At the time, Stuart was working with the Potlotek First Nation’s Chapel Island Farm to obtain oyster fishing licenses, purchase 1 million oyster seed and train staff to get the business going. They were scheduled to start seeding in 2002, just as the presence of MSX was revealed.

“It was catastrophic,” he said. “The oysters represented a huge opportunity for economic growth and many farmers, including Chapel Island, had built storage, purchased vessels for harvesting and invested in the equipment to operate oyster farms. All of a sudden, there was no farm because there were no oysters.”

‘We’ve lost 20 years’

Stuart’s hope for the future is tinged with regret at a situation that he says has gone on for far too long. “MSX hit the oyster industry in Delaware Bay in the 1950s, but today they have a vibrant oyster industry because the American government went overboard to assist the industry to recover and figure out how to grow oysters in the presence of MSX,” he said.

Cape Breton did not receive such aid. Stuart said the DFO closed the lake to oyster farming and didn’t help in the industry’s recovery.

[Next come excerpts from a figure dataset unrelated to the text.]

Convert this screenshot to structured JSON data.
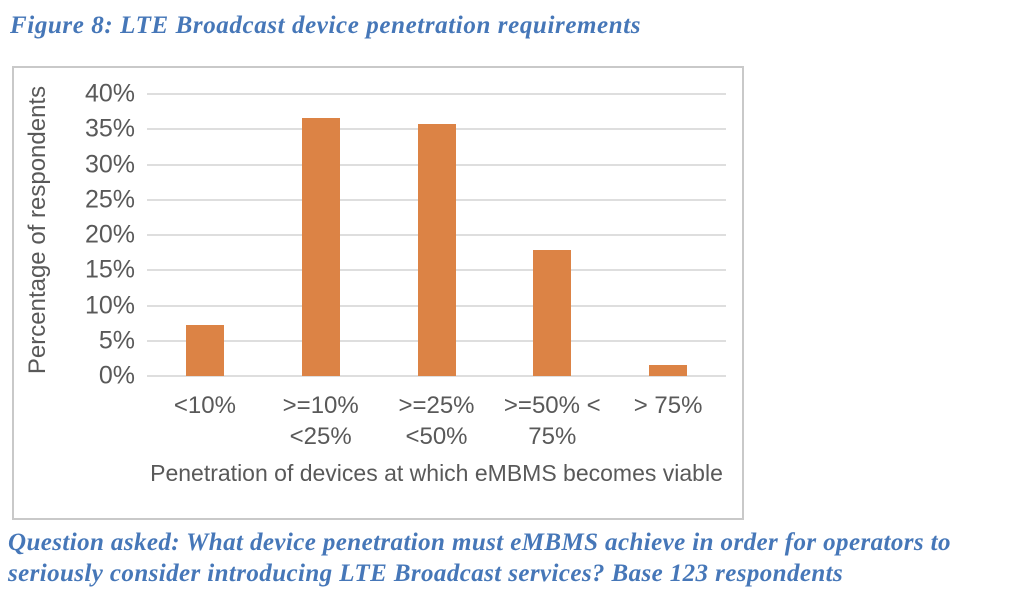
{
  "figure_title": "Figure 8: LTE Broadcast device penetration requirements",
  "caption": {
    "line1": "Question asked: What device penetration must eMBMS achieve in order for operators to",
    "line2": "seriously consider introducing LTE Broadcast services? Base 123 respondents"
  },
  "colors": {
    "bar": "#dc8345",
    "accent_text": "#4677b8",
    "axis_text": "#595959",
    "gridline": "#dedede",
    "chart_border": "#c9c9c9"
  },
  "chart_data": {
    "type": "bar",
    "title": "Figure 8: LTE Broadcast device penetration requirements",
    "categories": [
      "<10%",
      ">=10% <25%",
      ">=25% <50%",
      ">=50% < 75%",
      "> 75%"
    ],
    "category_label_lines": [
      [
        "<10%"
      ],
      [
        ">=10%",
        "<25%"
      ],
      [
        ">=25%",
        "<50%"
      ],
      [
        ">=50% <",
        "75%"
      ],
      [
        "> 75%"
      ]
    ],
    "values": [
      7.3,
      36.6,
      35.8,
      17.9,
      1.6
    ],
    "xlabel": "Penetration of devices at which eMBMS becomes viable",
    "ylabel": "Percentage of respondents",
    "ylim": [
      0,
      40
    ],
    "ytick_step": 5,
    "yticks": [
      "0%",
      "5%",
      "10%",
      "15%",
      "20%",
      "25%",
      "30%",
      "35%",
      "40%"
    ],
    "grid": "horizontal",
    "legend": "none",
    "base_note": "Base 123 respondents"
  }
}
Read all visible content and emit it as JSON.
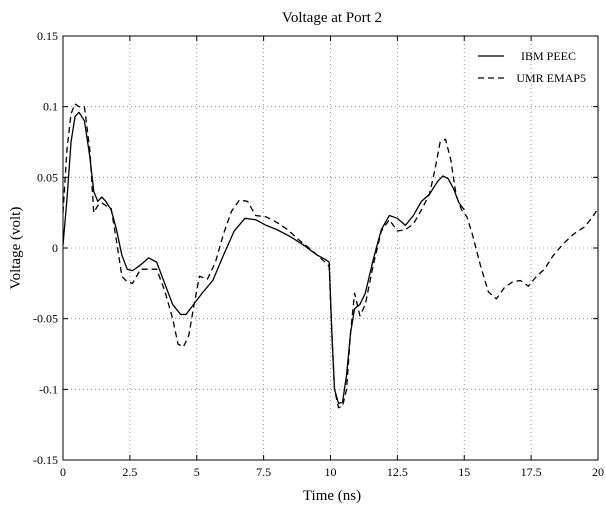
{
  "chart_data": {
    "type": "line",
    "title": "Voltage at Port 2",
    "xlabel": "Time (ns)",
    "ylabel": "Voltage (volt)",
    "xlim": [
      0,
      20
    ],
    "ylim": [
      -0.15,
      0.15
    ],
    "xticks": [
      "0",
      "2.5",
      "5",
      "7.5",
      "10",
      "12.5",
      "15",
      "17.5",
      "20"
    ],
    "yticks": [
      "0.15",
      "0.1",
      "0.05",
      "0",
      "-0.05",
      "-0.1",
      "-0.15"
    ],
    "grid": true,
    "legend_position": "top-right",
    "series": [
      {
        "name": "IBM PEEC",
        "style": "solid",
        "color": "#000000",
        "x": [
          0,
          0.15,
          0.3,
          0.45,
          0.6,
          0.8,
          1.0,
          1.15,
          1.3,
          1.45,
          1.6,
          1.8,
          2.0,
          2.2,
          2.4,
          2.6,
          2.9,
          3.2,
          3.5,
          3.8,
          4.1,
          4.4,
          4.6,
          4.8,
          5.2,
          5.6,
          6.0,
          6.4,
          6.8,
          7.2,
          7.6,
          8.0,
          8.5,
          9.0,
          9.5,
          9.8,
          9.95,
          10.05,
          10.15,
          10.3,
          10.45,
          10.6,
          10.75,
          10.9,
          11.1,
          11.3,
          11.6,
          11.9,
          12.2,
          12.5,
          12.8,
          13.1,
          13.4,
          13.7,
          14.0,
          14.2,
          14.4,
          14.6,
          14.8,
          15.0
        ],
        "y": [
          0.002,
          0.035,
          0.075,
          0.093,
          0.096,
          0.09,
          0.065,
          0.04,
          0.033,
          0.036,
          0.033,
          0.027,
          0.013,
          -0.005,
          -0.015,
          -0.016,
          -0.012,
          -0.007,
          -0.01,
          -0.025,
          -0.04,
          -0.047,
          -0.047,
          -0.042,
          -0.032,
          -0.023,
          -0.005,
          0.012,
          0.021,
          0.02,
          0.016,
          0.013,
          0.008,
          0.002,
          -0.005,
          -0.008,
          -0.01,
          -0.06,
          -0.1,
          -0.11,
          -0.109,
          -0.09,
          -0.06,
          -0.043,
          -0.04,
          -0.032,
          -0.008,
          0.013,
          0.023,
          0.021,
          0.016,
          0.023,
          0.033,
          0.038,
          0.047,
          0.051,
          0.049,
          0.042,
          0.032,
          0.027
        ]
      },
      {
        "name": "UMR EMAP5",
        "style": "dashed",
        "color": "#000000",
        "x": [
          0,
          0.15,
          0.3,
          0.45,
          0.6,
          0.8,
          1.0,
          1.15,
          1.3,
          1.45,
          1.6,
          1.8,
          2.0,
          2.2,
          2.4,
          2.6,
          2.9,
          3.2,
          3.5,
          3.8,
          4.1,
          4.3,
          4.5,
          4.7,
          4.9,
          5.1,
          5.4,
          5.7,
          6.0,
          6.3,
          6.6,
          6.9,
          7.2,
          7.6,
          8.0,
          8.4,
          8.8,
          9.2,
          9.5,
          9.8,
          9.95,
          10.05,
          10.15,
          10.3,
          10.45,
          10.6,
          10.75,
          10.9,
          11.1,
          11.3,
          11.6,
          11.9,
          12.2,
          12.5,
          12.8,
          13.1,
          13.4,
          13.7,
          13.9,
          14.1,
          14.3,
          14.5,
          14.7,
          14.9,
          15.1,
          15.3,
          15.6,
          15.9,
          16.2,
          16.5,
          16.8,
          17.1,
          17.4,
          17.7,
          18.0,
          18.3,
          18.7,
          19.1,
          19.5,
          19.8,
          20.0
        ],
        "y": [
          0.025,
          0.07,
          0.095,
          0.102,
          0.1,
          0.1,
          0.07,
          0.025,
          0.03,
          0.032,
          0.03,
          0.028,
          0.005,
          -0.02,
          -0.024,
          -0.025,
          -0.015,
          -0.015,
          -0.015,
          -0.03,
          -0.05,
          -0.068,
          -0.07,
          -0.062,
          -0.04,
          -0.02,
          -0.022,
          -0.01,
          0.01,
          0.026,
          0.034,
          0.033,
          0.023,
          0.022,
          0.018,
          0.013,
          0.006,
          0.0,
          -0.005,
          -0.01,
          -0.013,
          -0.06,
          -0.1,
          -0.113,
          -0.112,
          -0.1,
          -0.06,
          -0.032,
          -0.048,
          -0.04,
          -0.012,
          0.012,
          0.02,
          0.012,
          0.013,
          0.017,
          0.027,
          0.038,
          0.055,
          0.075,
          0.077,
          0.062,
          0.037,
          0.027,
          0.022,
          0.01,
          -0.012,
          -0.031,
          -0.036,
          -0.028,
          -0.024,
          -0.023,
          -0.027,
          -0.02,
          -0.015,
          -0.006,
          0.003,
          0.01,
          0.015,
          0.022,
          0.028
        ]
      }
    ]
  }
}
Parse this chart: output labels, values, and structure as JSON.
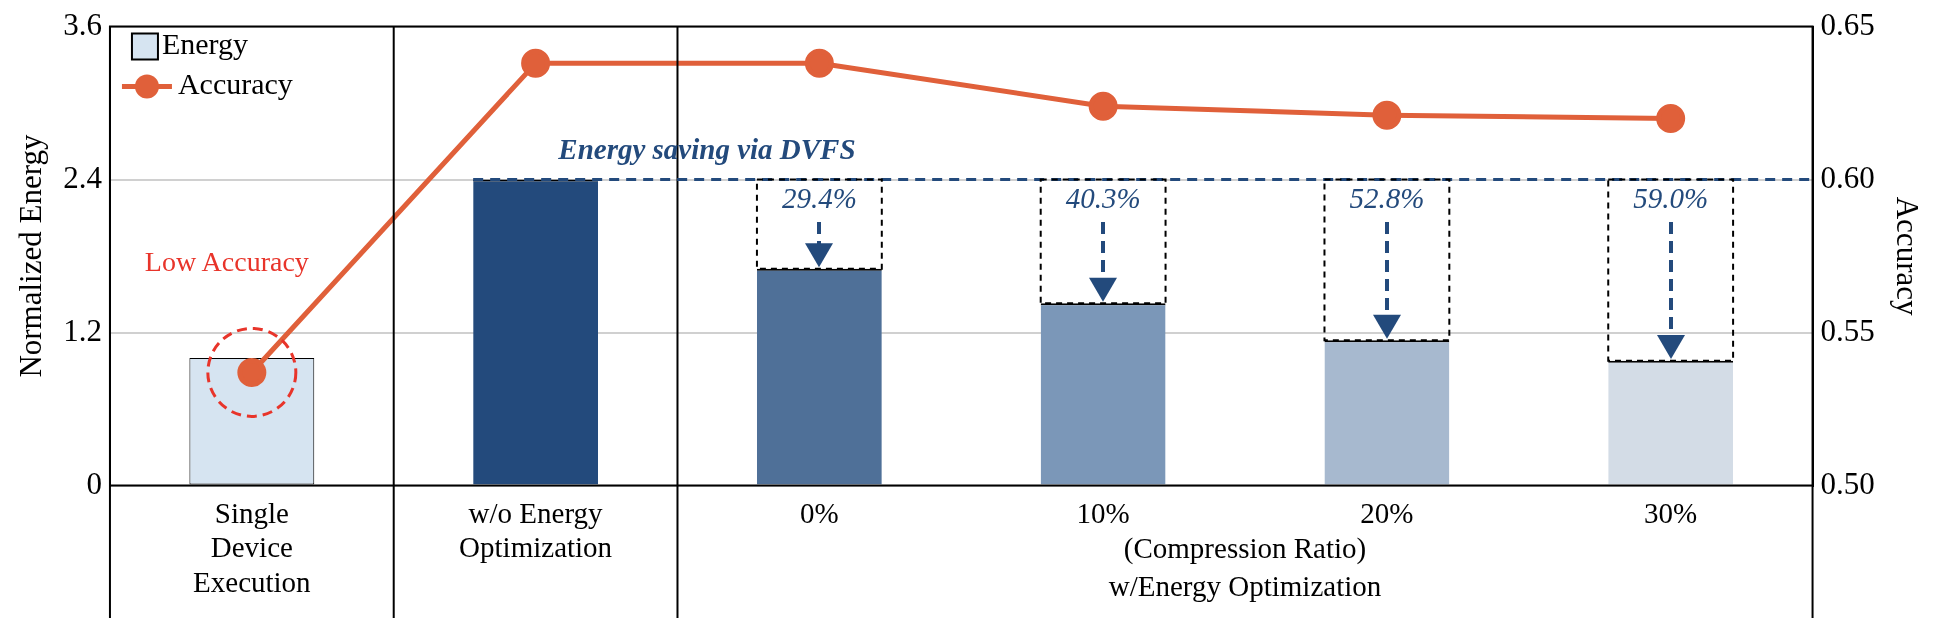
{
  "chart_data": {
    "type": "bar",
    "ylabel": "Normalized Energy",
    "y2label": "Accuracy",
    "categories": [
      "Single\nDevice\nExecution",
      "w/o Energy\nOptimization",
      "0%",
      "10%",
      "20%",
      "30%"
    ],
    "series": [
      {
        "name": "Energy",
        "values": [
          1.0,
          2.4,
          1.7,
          1.43,
          1.14,
          0.98
        ],
        "colors": [
          "#d6e4f1",
          "#234a7c",
          "#4f7098",
          "#7b97b8",
          "#a7b9cf",
          "#d3dce6"
        ]
      },
      {
        "name": "Accuracy",
        "type": "line",
        "axis": "y2",
        "color": "#e0603a",
        "values": [
          0.537,
          0.638,
          0.638,
          0.624,
          0.621,
          0.62
        ]
      }
    ],
    "ylim": [
      0,
      3.6
    ],
    "yticks": [
      0,
      1.2,
      2.4,
      3.6
    ],
    "y2lim": [
      0.5,
      0.65
    ],
    "y2ticks": [
      {
        "value": 0.5,
        "label": "0.50"
      },
      {
        "value": 0.55,
        "label": "0.55"
      },
      {
        "value": 0.6,
        "label": "0.60"
      },
      {
        "value": 0.65,
        "label": "0.65"
      }
    ],
    "grid": "y",
    "legend": "top left",
    "marker": "circle",
    "ref_lines": [
      {
        "axis": "y",
        "value": 2.4,
        "label": "Energy saving via DVFS",
        "color": "#234a7c",
        "line_style": "dashed"
      }
    ],
    "annotations": [
      "Low Accuracy",
      {
        "text": "29.4%",
        "x": "0%",
        "y": 2.4
      },
      {
        "text": "40.3%",
        "x": "10%",
        "y": 2.4
      },
      {
        "text": "52.8%",
        "x": "20%",
        "y": 2.4
      },
      {
        "text": "59.0%",
        "x": "30%",
        "y": 2.4
      },
      "(Compression Ratio)",
      "w/Energy Optimization"
    ]
  }
}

“Their only concern was identifying that the parasite existed,” he said. “Because of that, we’ve lost 20 years, as well as the human resource and skill sets of those who were actively involved in oyster farming and are older now or have died.”

Beresford said he understands that DFO was trying to protect the existing oyster industries that were worth more money than the Bras d’Or. “In the U.S., their oysters grow faster than ours and there were hundreds of millions of dollars invested. That said, DFO could have done more to help.”

Beresford remains optimistic for the future, noting that the results of his research could have significant implications for the local community. “For the first time in about 20 years, we are now growing oysters in the Bras d’Or that are large enough to sell,” he said. “That’s great news because oyster farming is a $4 billion global industry, and a re-established oyster industry would be a welcome economic boost to rural Cape Breton.”

Beresford and his team are working with researchers to develop a rapid test so growers can detect parasites in the field. With an easy and inexpensive rapid test, growers and processors could skip long waits for lab results. The test could be available as soon as this fall.